After that, it was Falk’s turn to shine. He needed only 11 pitches to get through the sixth inning, retiring the side in order.
In the seventh, however, Falk ran into the biggest trouble of the day. After getting the first out of the inning on a line drive to center, Cymrot came up with an infield hit. Shaw, again, ranged behind the second-base bag, and again spun a 180. But this time, the runner beat his throw at first base.
Following a Falk strikeout for the second out, he walked the Trevor Haskins to bring up Fairweather. Falk jumped ahead 0-2, but Fairweather eventually worked the count full — even going so far as to try and steal a walk when he bolted down the first-base line following ball three.
He returned to the batter’s box and eventually flew out to Kannon Clayton in center field to give Falk his first save of the season.
“That was fantastic,” Ghiorso said of Falk’s performance.

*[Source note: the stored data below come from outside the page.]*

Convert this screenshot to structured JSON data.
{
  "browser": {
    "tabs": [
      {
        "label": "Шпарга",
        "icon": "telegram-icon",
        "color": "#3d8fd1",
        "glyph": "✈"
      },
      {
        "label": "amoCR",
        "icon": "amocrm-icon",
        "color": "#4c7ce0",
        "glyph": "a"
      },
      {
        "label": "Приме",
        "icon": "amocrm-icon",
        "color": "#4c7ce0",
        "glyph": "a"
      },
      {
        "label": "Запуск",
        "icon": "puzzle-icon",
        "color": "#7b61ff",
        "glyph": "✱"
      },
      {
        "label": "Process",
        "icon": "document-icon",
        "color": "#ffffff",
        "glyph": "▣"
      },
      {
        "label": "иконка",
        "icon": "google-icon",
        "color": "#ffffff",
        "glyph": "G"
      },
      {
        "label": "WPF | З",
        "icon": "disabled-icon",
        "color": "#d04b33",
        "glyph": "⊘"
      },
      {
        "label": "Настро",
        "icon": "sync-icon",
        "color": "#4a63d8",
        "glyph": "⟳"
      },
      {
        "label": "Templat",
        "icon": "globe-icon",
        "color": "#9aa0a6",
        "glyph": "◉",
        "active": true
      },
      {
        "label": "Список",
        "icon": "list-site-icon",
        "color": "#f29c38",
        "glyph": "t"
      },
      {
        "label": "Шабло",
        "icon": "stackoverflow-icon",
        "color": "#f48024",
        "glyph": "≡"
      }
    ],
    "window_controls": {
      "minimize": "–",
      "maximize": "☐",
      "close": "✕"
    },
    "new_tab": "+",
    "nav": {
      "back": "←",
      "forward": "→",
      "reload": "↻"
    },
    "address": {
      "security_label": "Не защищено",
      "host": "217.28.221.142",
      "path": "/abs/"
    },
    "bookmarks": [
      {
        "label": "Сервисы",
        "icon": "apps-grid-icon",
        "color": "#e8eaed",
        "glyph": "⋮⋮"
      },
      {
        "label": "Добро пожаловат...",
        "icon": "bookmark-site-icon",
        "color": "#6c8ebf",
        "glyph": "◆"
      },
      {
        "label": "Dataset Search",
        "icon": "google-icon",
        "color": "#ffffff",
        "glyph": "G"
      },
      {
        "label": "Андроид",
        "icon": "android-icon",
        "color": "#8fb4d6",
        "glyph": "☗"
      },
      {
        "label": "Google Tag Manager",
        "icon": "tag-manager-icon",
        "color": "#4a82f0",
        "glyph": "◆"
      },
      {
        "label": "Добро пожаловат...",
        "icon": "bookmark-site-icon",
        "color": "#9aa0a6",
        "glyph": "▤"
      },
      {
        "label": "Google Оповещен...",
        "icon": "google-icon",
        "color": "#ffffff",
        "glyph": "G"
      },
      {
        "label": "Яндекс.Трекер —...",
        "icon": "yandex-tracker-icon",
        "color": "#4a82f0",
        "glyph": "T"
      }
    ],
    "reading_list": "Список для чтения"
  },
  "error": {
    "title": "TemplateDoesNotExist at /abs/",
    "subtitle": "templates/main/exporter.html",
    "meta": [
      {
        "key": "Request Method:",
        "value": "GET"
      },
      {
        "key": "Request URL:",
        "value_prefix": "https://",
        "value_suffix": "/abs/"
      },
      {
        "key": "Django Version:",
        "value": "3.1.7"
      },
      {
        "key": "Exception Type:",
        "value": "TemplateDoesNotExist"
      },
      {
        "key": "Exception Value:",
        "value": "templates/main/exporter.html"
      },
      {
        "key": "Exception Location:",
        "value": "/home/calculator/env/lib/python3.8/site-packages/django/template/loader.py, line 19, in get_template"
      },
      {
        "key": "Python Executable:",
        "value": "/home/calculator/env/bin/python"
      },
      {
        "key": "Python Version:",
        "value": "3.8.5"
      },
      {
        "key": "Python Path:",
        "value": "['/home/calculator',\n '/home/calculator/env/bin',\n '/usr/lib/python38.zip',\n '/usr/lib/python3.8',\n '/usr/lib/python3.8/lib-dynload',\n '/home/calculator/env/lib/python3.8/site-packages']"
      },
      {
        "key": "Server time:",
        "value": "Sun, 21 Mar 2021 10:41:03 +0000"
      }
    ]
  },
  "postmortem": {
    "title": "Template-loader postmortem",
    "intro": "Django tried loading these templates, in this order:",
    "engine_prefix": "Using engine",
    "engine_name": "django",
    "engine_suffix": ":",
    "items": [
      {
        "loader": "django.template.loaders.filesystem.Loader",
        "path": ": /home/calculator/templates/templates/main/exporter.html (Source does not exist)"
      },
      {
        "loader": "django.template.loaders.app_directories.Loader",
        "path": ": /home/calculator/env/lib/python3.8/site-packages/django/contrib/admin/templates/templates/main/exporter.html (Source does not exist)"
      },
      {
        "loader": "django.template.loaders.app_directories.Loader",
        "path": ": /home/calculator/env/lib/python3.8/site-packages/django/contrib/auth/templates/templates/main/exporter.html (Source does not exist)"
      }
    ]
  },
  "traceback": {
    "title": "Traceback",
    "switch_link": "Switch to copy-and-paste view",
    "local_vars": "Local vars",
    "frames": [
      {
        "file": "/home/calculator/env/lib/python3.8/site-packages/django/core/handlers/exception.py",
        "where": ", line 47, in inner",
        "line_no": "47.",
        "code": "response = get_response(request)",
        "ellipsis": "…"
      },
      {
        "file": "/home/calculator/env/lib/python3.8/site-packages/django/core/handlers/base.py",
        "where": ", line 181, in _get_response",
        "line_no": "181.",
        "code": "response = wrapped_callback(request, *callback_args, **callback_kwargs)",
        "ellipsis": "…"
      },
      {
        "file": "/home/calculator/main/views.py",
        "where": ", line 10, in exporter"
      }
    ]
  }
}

The game’s lone run came in the bottom of the fourth, as Serra managed only four hits against Zobac, who threw a complete game. Tommy Gould led off with an infield hit and moved to second on a Marek Paladino sacrifice bunt. Falk followed and reached when the Valley Christian shortstop booted the grounder to him to put runners on first and second.
Following a strikeout for the second out of the inning, No. 8 hitter Omar Barrazza came up and hit a slow chopper to shortstop. The defender did a good job of nabbing the ball on the short hop, but his throw on the run to first base was in the dirt, which got away from the first baseman and allowed Gould to score.
“I was saying we just needed to get one run and then try to add on,” Ghiorso said. “One is all we needed today.”
The win avenged a 10-0 loss to the Warriors back on March 15, which sent Serra on a four-game slide.
But Thursday’s win was the fifth in a row for the Padres, who will face a gauntlet next weeks with road games against St. Francis and Mitty — both of which beat the Padres during their slide.
But the Padres are playing with a lot of confidence right now.
“We’ve been playing better the last two weeks,” Houle said. “We kind of expected to play this way (Thursday). We’re a little different team than we were at the beginning of the season.”